As in each of the other aspects of pain and anxiety, we work to bring our principles of

self-management more and more into our everyday life. So when we experience some sudden and unexpected pain, even if it is only of minor degree, we immediately restore our composure by momentary mental relaxation instead of giving vent to our feelings as we have done in the past. Be warned that there is a good deal of false teaching by psychiatrists and those who should know better that it is good to give vent to our emotions and feelings. If we give vent to our feeling of pain, we too easily become distressed, and the intensity of the pain is increased.

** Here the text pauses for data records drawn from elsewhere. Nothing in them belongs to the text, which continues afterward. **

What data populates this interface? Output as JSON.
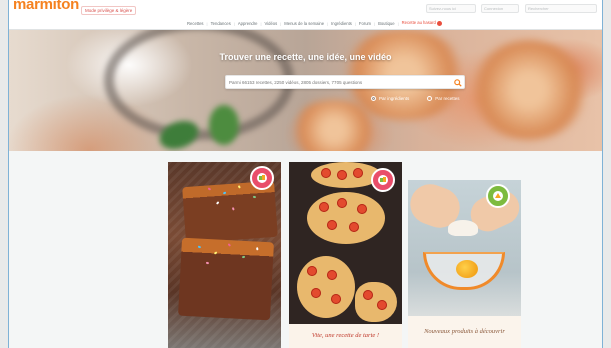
{
  "header": {
    "logo": "marmiton",
    "tagline": "Mode privilège & légère",
    "field_1": "Suivez-nous ici",
    "field_2": "Connexion",
    "field_3": "Rechercher",
    "nav": [
      {
        "label": "Recettes"
      },
      {
        "label": "Tendances"
      },
      {
        "label": "Apprendre"
      },
      {
        "label": "Vidéos"
      },
      {
        "label": "Menus de la semaine"
      },
      {
        "label": "Ingrédients"
      },
      {
        "label": "Forum"
      },
      {
        "label": "Boutique"
      },
      {
        "label": "Recette au hasard"
      }
    ]
  },
  "hero": {
    "title": "Trouver une recette, une idée, une vidéo",
    "search_placeholder": "Parmi 66153 recettes, 2250 vidéos, 2805 dossiers, 7705 questions",
    "option_1": "Par ingrédients",
    "option_2": "Par recettes"
  },
  "cards": {
    "card1_icon": "recipe-badge-icon",
    "card2_caption": "Vite, une recette de tarte !",
    "card2_icon": "recipe-badge-icon",
    "card3_caption": "Nouveaux produits à découvrir",
    "card3_icon": "product-badge-icon"
  },
  "colors": {
    "brand_orange": "#f58220",
    "hot_red": "#e94e3d",
    "badge_pink": "#e94e6a",
    "badge_green": "#7dbb3f"
  }
}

Four years ago a dentist came to me. He has a degenerative condition of his backbone so that the nerves are pinched as they come from the spinal cord between the bones. He suffered sudden unexpected twinges of acute pain as well as quite severe chronic pain. His work as a dentist with the long hours on his feet and the necessity of leaning forward over the patient made him very vulnerable to this condition.

He has learned to control the pain. He is still working full-time. Between patients he occasionally lies down in a side room for a few minutes to re-establish his mental and physical relaxation.

A seventy-two-year-old single woman was referred to me in the hope that I might be able to help her with the pain in her tic douloureux. This is a shockingly painful condition characterized by sudden jabs of acute pain in the side of the face. The first attack had come on eleven years previously, but this had settled down. She was now subject to continual jabs of pain when she was talking or eating. On occasions the pain was excruciating. Three years previously she had developed trigger points on the face and tongue, and if these were touched, it would precipitate excruciating pain. At night if she moved in her sleep and the bedclothes brushed her face, pain would be precipitated in this way.

She was a very courageous, stoic woman, and I have no doubt that at times she experienced really terrible pain. However, she wanted to avoid the orthodox treatment by injection or the operation of cutting the nerve, both of which leave that part of the face without feeling and so open to injury.

She was a particularly good patient, as are many people who are in extreme pain. I only saw her on four occasions. She then claimed that she could reduce the pain to quite bearable proportions; and she did in fact allow me to touch the trigger spots, which previously had been so exquisitely tender.